Transcription factors (TFs) have long been aspirational therapeutic targets for the treatment of diseases, as their dysregulation is a common mechanism for altered cell states. Despite this, many TFs implicated in disease have disordered structures and lack canonical binding pockets, rendering them non-trivial targets for small molecule-based therapies. Directly inhibiting TF function has proven difficult, but indirect inhibition by targeting the effector molecules that modulate TF function is a promising, yet underexplored, alternative approach. Here we report a strategy for capturing cancer-specific protein-protein interactions using context-dependent µMap photoproximity labeling.
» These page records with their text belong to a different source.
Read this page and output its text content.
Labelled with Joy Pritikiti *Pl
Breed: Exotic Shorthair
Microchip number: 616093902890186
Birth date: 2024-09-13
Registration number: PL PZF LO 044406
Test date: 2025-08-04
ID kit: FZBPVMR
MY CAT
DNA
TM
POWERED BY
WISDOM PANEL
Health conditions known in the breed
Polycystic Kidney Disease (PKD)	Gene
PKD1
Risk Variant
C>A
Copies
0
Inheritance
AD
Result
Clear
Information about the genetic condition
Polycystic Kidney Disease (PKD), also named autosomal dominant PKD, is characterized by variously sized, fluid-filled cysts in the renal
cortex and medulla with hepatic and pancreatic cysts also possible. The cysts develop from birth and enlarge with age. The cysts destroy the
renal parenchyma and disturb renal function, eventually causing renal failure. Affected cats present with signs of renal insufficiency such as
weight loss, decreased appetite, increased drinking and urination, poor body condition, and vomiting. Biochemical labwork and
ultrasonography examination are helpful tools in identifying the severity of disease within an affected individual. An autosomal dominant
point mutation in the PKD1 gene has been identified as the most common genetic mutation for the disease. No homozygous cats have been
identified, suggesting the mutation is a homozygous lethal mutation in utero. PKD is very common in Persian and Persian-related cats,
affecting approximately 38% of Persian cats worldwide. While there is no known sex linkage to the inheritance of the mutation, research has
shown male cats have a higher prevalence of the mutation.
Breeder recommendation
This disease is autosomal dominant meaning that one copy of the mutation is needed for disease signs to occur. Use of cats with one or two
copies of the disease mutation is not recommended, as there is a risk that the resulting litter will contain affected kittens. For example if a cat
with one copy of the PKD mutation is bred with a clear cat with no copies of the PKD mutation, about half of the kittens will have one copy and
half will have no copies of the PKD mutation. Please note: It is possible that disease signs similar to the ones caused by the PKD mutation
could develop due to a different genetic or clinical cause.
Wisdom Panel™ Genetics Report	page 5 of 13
Using an intein-based method for catalyst conjugation in biochemically intact nuclei, we demonstrate that we can capture unique protein interactomes of c-Myc in healthy and cancerous prostate cell lines, and that these unique interactors can be mined to identify druggable vulnerabilities. We find that a cancer specific Myc interactor, SLK, selectively promotes c-Myc stabilization at the protein level, drives epithelial morphology, and is essential for tumorigenesis, validating it as a viable therapeutic target. Importantly, this stabilization is driven by a change in SLK splicing rather than expression at the protein or RNA levels. Furthermore, analysis of cancer patient data shows a strong correlation between this splice isoform and expression of c-Myc targets, suggesting this novel regulatory axis is operative across human cancer.